Esta ideia foi partilhada, em declarações à agência Lusa, por Matthew Pacheco, de 19 anos, que partiu para Chengdu, na China, com o apoio da associação estudantil AIESEC, por Amélia Pinto Basto e Cátia Sousa, ambas de 23 anos, que partiram para a Roménia e Polónia, respetivamente, através do Serviço Voluntário Europeu.

Cátia afirmou que foram vários os fatores que a levaram a optar por esta experiência, mas o que completou o “leque de incentivos” foi a oportunidade de poder conhecer outras culturas e viver num país estrangeiro.

Amélia admitiu ser "louca por viagens", assumindo que esse foi "o primeiro e mais motivador" elemento que a levou a tomar a decisão de partir para a Roménia.

Segundo os jovens voluntários, a atividade permite grandes benefícios para as comunidades locais, mas também para o próprio voluntário, que, além de explorar novas culturas, consegue adquirir novas capacidades ou aprender novas línguas.

“A nível pessoal, sinto-me com uma capacidade enorme de ‘public speaking’, autonomia e, principalmente, muito mais paciente, sabendo ouvir e observar antes de agir”, afirmou Matthew.

O Serviço Voluntário Europeu contabilizou já 145 voluntários, em 2015, uma estabilização dos números que dispararam em 2013 (170 voluntários, contra 97 do ano anterior).
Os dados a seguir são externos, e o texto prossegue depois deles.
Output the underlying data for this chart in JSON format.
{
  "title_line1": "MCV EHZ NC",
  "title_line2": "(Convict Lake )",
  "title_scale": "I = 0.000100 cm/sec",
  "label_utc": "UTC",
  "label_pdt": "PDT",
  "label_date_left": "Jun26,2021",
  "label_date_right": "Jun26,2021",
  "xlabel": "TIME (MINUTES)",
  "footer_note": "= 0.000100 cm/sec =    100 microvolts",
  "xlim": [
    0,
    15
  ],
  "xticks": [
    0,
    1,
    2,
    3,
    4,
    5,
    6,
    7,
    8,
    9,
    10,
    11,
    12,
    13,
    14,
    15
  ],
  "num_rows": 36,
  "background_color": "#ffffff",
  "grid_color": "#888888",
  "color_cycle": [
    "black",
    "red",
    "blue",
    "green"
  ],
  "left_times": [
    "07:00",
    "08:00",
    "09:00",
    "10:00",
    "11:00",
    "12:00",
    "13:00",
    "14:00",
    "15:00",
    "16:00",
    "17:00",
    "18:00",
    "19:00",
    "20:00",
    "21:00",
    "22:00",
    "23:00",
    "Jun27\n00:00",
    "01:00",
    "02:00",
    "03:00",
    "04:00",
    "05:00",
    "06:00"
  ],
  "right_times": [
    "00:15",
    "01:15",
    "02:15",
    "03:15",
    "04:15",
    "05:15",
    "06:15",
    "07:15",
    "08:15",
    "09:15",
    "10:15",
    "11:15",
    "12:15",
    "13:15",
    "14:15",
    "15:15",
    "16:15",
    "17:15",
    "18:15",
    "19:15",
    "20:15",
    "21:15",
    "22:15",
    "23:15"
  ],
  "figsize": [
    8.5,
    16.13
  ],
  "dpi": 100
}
A associação estudantil AIESEC contou com 250 estudantes no estrangeiro no ano de 2014.

A experiência de voluntariado dos três jovens teve incidência na área da educação com crianças e jovens. Matthew ensinou inglês na China, Amélia deu aulas sobre Portugal e fez animação clínica em quatro hospitais da Roménia e Cátia desenvolveu atividades para ocupar os tempos de lazer na Polónia.

Mas estes projetos acabaram por levar outros benefícios às crianças e jovens, disse Matthew.

Além do ensino do inglês, Matthew afirmou ter conseguido mostrar às crianças “a grande diversidade cultural mundial, o mundo colorido que os rodeia e convidá-los a partilhar as suas ideias, opiniões e sonhos, provando-lhes que todos os patamares da vida são alcançáveis, se estivermos dispostos a lutar por eles”.

Quanto às dificuldades encontradas, Matthew explicou que “fazer voluntariado no estrangeiro não é tão bonito como parece nas fotos que se partilha no Facebook”, apontando também as dificuldades na comunicação em línguas estrangeiras.

Para ele, uma das maiores dificuldades foi “a barreira do mandarim”, que o fez viver um dos momentos mais “desagradáveis” da vida, quando se viu sozinho e perdido durante cinco horas na chegada a Chengdu. Esse momento poderia ter sido evitado se o seu “nível de mandarim fosse um pouco além do ‘nihao’ (como está?) e do ‘xièxiè’ (obrigado)”.

Antes de embarcarem numa experiência no estrangeiro, os três jovens eram voluntários em Portugal, assim como, de acordo com o Conselho Para a Promoção do Voluntariado, mais de meio milhão da população. Cátia contou à Lusa que as diferenças entre as duas experiências são marcantes.

“Entre Portugal e a Polónia há diferenças marcantes. Deparei-me com crianças mais frustradas, que não lidavam bem com pessoas de países diferentes. Por outro lado, houve crianças que nos tratavam como se viéssemos de outro mundo”, contou.

Muitos voluntários partem para países que nunca visitaram. Amélia afirmou que da Roménia “não conhecia nada antes de ir, sem ser a história do Drácula, da qual, lá, aparentemente, ninguém gosta”. Mas, com o passar do tempo, Amélia aprendeu “a gostar, a adorar, a amar” a Roménia.

São poucos os voluntários que conseguem traduzir em palavras o quanto aprenderam durante esta experiência e a gratidão que sentem por tudo o que viveram.

“Para a China levei simplesmente uma mente aberta, boa disposição e 20 quilos de bagagem, mas trago algo muito mais especial: memórias para a vida”, afirmou Matthew, que recordou com “grande carinho” os mais de 200 alunos que o marcaram e a felicidade que foi perceber que todos gostam do “famoso ‘Dan Ta’, conhecido em Portugal como pastel de nata, introduzido na China por Macau”.